In everyday life, we make decisions by considering all the available information, and often find that inclusion of even seemingly circumstantial evidence provides an advantage. Our new computational method Collage prioritizes genes from a large collection of heterogeneous data. In a case study on social amoeba Dictyostelium, we started from four bacterial response genes and 14 different data sets ranging from gene expression to pathway and literature information. Collage proposed eight candidate genes that were tested in the wet laboratory. Mutations in all eight candidates reduced the ability of the amoebae to grow on Gram-negative bacteria. Furthermore, five out of the eight candidate genes were required for growth on Gram-negative bacteria but had no discernible effect on growth on Gram-positive bacteria. This is a remarkably accurate result since only about a hundred of the 12,000 Dictyostelium genes are estimated to be responsible for bacterial response.

Introduction

In the natural sciences, incorporating all the data, especially circumstantial information, can be conceptually and computationally challenging. The difficulty stems from the heterogeneity and abundance of data sets. Consider a typical data analysis task in molecular biology: besides experimental data, such as levels of gene expression, there are plenty of other data sets at our disposal, such as protein-protein binding sites, genetic and metabolic pathways, functional annotations, genetic interactions, phenotype ontologies, diseases, drugs and their side effects. Intuitively, collective mining of all available information sources should improve accuracy of predictive modeling. However, the challenges are to integrate seemingly unrelated concepts from heterogeneous data sets [1] and fuse various data sets into a single predictive model.
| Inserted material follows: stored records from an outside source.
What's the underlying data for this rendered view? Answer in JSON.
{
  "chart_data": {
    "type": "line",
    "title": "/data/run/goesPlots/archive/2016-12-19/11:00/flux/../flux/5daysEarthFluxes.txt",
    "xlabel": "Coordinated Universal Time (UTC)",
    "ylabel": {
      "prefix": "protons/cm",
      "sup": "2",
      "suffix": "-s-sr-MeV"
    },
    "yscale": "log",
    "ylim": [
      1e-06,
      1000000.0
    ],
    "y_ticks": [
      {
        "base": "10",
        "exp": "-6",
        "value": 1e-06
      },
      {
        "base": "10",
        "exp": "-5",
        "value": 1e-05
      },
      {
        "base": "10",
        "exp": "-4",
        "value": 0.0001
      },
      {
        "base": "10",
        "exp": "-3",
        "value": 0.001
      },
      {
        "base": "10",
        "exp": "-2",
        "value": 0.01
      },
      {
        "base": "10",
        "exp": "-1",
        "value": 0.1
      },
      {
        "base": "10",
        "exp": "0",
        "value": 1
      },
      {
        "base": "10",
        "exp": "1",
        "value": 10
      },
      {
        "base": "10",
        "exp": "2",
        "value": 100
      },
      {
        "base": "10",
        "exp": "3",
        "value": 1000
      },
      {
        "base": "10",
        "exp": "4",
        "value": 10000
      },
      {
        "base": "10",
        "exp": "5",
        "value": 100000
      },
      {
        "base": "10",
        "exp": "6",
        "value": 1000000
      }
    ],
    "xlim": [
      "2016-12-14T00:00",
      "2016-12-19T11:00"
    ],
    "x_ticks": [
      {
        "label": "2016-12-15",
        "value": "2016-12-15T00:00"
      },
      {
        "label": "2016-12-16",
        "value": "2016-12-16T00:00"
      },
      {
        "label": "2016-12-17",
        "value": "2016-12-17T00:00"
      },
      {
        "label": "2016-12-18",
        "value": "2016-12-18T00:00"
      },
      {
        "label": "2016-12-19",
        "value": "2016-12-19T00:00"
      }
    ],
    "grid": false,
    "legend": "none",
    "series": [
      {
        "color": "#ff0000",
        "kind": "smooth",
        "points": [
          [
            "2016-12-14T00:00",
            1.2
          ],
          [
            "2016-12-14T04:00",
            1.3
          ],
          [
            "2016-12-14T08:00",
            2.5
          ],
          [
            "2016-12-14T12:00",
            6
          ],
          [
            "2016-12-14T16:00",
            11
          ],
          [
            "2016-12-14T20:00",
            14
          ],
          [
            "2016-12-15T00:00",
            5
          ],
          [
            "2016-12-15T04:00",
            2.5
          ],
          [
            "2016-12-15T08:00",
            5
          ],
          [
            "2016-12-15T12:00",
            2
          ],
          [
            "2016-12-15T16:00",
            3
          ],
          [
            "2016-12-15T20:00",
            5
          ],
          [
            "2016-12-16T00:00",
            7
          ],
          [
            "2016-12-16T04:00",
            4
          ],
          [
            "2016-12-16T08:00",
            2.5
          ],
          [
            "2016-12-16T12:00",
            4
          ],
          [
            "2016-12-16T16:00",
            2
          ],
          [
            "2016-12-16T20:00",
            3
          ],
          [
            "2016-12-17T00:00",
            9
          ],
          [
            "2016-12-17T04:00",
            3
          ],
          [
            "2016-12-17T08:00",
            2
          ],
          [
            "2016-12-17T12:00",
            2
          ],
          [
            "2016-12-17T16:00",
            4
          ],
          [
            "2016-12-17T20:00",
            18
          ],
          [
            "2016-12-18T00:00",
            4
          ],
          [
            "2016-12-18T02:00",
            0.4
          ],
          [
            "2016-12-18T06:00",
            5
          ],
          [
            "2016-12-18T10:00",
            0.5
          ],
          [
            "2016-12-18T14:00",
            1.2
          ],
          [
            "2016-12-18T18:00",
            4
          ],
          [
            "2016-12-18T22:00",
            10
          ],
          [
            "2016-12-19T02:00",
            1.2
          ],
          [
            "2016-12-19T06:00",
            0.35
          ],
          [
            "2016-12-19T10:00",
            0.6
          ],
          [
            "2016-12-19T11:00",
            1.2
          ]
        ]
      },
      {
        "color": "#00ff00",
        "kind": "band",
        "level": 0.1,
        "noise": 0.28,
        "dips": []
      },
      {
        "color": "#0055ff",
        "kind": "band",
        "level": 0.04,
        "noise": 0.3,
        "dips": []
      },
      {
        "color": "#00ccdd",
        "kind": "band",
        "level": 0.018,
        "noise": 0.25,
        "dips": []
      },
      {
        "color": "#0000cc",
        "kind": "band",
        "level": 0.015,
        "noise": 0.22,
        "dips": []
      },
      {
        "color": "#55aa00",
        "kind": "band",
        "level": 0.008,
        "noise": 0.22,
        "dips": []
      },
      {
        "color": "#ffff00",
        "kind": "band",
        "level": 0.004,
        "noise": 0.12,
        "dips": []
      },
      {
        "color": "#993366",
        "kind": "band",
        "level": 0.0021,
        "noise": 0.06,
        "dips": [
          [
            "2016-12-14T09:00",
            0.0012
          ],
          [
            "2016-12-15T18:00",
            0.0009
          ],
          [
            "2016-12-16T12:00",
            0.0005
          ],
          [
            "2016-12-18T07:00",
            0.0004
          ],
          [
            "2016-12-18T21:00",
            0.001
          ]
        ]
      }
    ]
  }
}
Here we present a method called Collage that can consider a large number of potentially indirectly related data sets and use them for gene prioritization. Computational prediction of gene function is a formidable challenge. Given a small set of seed genes that are known to be responsible for a particular function, gene prioritization [2] aims to identify the most promising candidates for further studies. Present data integration approaches for gene prioritization can be divided into four groups: methods that consecutively filter one data set at a time [3]; methods that stitch together gene profiles from different data sources and then treat the stitched parts equally [4]; methods that use each data set separately to estimate the similarity of candidates to the seed genes and then fuse similarity scores through weighting [58, 812]; and methods that construct gene correlation networks independently from each data set and find genes that are similar to the seed genes in the composite network [1317].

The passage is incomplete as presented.